Author 121 books104 followers
May 27, 2016
An eccentric narrator with a fetish for MMA fighters and philosophic erudition attaches herself to two fighters like a barnacle to a 4- masted sailing vessel.

Interesting in its depiction of the Spartan way and the epistemological rumination over the sacredness of the Octagon, Howley is droll. Droll in her remembrances of the hapless, beaten Sean with his troubled baby-mama life and droll in her depiction of Eric, the zen like savant of the new fighting creed.

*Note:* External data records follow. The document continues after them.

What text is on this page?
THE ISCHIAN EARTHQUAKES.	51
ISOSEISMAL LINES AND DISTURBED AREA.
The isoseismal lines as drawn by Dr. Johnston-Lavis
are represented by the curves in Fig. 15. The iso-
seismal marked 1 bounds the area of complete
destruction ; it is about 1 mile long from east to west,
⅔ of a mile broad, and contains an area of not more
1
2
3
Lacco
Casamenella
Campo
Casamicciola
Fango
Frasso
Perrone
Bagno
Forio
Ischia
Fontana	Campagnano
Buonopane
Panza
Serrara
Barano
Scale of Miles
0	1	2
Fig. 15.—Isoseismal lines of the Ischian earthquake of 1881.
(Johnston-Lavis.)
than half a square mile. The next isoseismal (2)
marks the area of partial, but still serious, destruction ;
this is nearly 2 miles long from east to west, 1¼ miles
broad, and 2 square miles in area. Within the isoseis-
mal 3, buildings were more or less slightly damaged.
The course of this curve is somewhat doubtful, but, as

Written as part anthropology, part character sketch, part memoir, Howley's book is recommended to those who want to understand MMA in a more idiosyncratic way.
Profile Image for Nick.
5 reviews
August 9, 2017
Inherently interesting characters and story, but Howley focuses primarily on who is - or is not - an authentic member of the cage fighting community in an effort, presumably, to justify her own fetishizing of fighters. Her understanding of cage fighting and of athletics remains shockingly poor. While her commentary can appear convincing due to her exceptional talent as a writer, it is entirely lacking in truthful insight to anyone that has even a cursory understanding of the sport. I wanted to like this book for so many reasons, but ultimately found it to be the tale of a talented author who's neurotic anxieties prevented her from objectively engaging her subject.
38 reviews
February 22, 2015
I was just going to give this four stars and skip the review until I saw how many other reviewers gave Thrown middling to low ratings without grasping that Kit and Kerry Howley are not the same person; that maybe there are reasons why Kit's narration is grating and her actions are strange; and so forth.
Profile Image for Diane.
23 reviews
July 20, 2015
I liked the premise. I was looking forward to reading this. The "narrator" ruined it for me. Pretentious and condescending to the reader and the subjects, as well. Those are the nicest things I can say. I noticed that she was supposed to be annoying and she was to the point of putting me off totally. Ew.